Too many big game publishers cling to an irrational expectation of secrecy and are rankled when the press shows them how unrealistic they’re being. There will always be a clash between independent reporters and those seek to control information, but many of these companies appear to believe that it is actually possible in 2015 for hundreds of people to work dozens of months on a video game and for no information about the project to seep out. They appear to believe that the general public will not find out about these games until their marketing plans say it’s time. They operate with the assumption that the press will not upend these plans, and should the press defy their assumption, they bring down the hammer. […] Millions of people still read our stories about them. The companies just leave themselves a little more out of the equation.
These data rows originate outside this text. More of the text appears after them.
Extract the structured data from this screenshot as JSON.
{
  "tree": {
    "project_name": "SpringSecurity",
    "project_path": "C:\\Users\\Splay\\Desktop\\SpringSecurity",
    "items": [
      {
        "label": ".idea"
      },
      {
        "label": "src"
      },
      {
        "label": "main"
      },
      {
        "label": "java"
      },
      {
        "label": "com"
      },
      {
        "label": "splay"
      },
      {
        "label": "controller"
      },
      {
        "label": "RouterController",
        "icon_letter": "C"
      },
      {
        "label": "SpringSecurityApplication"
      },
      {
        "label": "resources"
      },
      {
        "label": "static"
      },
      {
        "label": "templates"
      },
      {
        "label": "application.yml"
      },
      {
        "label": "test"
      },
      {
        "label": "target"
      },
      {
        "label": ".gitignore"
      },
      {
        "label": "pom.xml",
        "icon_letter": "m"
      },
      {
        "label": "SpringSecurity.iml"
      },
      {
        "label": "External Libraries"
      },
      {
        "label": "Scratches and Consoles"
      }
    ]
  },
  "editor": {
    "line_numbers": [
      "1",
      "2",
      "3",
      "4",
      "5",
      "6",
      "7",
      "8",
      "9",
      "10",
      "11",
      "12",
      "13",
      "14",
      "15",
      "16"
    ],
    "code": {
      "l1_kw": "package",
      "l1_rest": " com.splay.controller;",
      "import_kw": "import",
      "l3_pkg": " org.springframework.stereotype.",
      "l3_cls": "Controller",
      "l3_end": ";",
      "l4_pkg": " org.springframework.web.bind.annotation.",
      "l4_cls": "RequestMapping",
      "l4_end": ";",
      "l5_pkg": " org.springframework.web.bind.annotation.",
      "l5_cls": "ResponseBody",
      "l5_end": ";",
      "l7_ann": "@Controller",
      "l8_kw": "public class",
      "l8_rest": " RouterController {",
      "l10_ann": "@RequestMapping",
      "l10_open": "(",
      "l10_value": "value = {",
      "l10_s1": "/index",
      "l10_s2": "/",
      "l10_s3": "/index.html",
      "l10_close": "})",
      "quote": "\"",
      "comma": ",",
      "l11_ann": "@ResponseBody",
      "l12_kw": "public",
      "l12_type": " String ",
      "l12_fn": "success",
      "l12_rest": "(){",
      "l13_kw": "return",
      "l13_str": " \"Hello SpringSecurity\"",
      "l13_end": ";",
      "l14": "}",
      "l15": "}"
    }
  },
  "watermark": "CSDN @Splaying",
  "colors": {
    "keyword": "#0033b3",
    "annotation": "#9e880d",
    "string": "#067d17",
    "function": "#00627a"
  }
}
True, it’s silly to expect to be able to keep information totally under wraps in the Internet Age. But with respect to Bethesda and Ubisoft “bring[ing] down the hammer” and absconding as much as possible — yes, that is their intent! They think it’s a wise business decision — whether that’s true is irrelevant to my point. The whole point of PR and marketing divisions is to propagate the perspective you want and quash the one you don’t. A method of quashing is limiting access. It would make no sense for Bethesda and Ubisoft to throw the doors open to Kotaku and welcome all scrutiny.

For the better part of two years, two of the biggest video game publishers in the world have done their damnedest to make it as difficult as possible for Kotaku to cover their games. They have done so in apparent retaliation for the fact that we did our jobs as reporters and as critics. We told the truth about their games, sometimes in ways that disrupted a marketing plan, other times in ways that shone an unflattering light on their products and company practices. Both publishers’ actions demonstrate contempt for us and, by extension, the whole of the gaming press. They would hamper independent reporting in pursuit of a status quo in which video game journalists are little more than malleable, servile arms of a corporate sales apparatus. It is a state of affairs that we reject.

Totilo and Kotaku’s staff are free to reject this “state of affairs”, but Bethesda and Ubisoft are also free to ignore them. Crucially, Bethesda and Ubisoft are not violating any obligation or doing anything wrong. They never made a promise to renege on. The companies are acting to further their own plans, which have nothing to do with disseminating information to an ad-viewing gamer public (which is Kotaku’s goal). Are they being immature? Maybe — that’s a different argument. Is the tactic counter-effective, as Totilo seems to think? Also a separate discussion — but it’s definitely not evil. It’s just corporate.

Note: I wrote this quickly so I’m probably going to fix typos and wording later.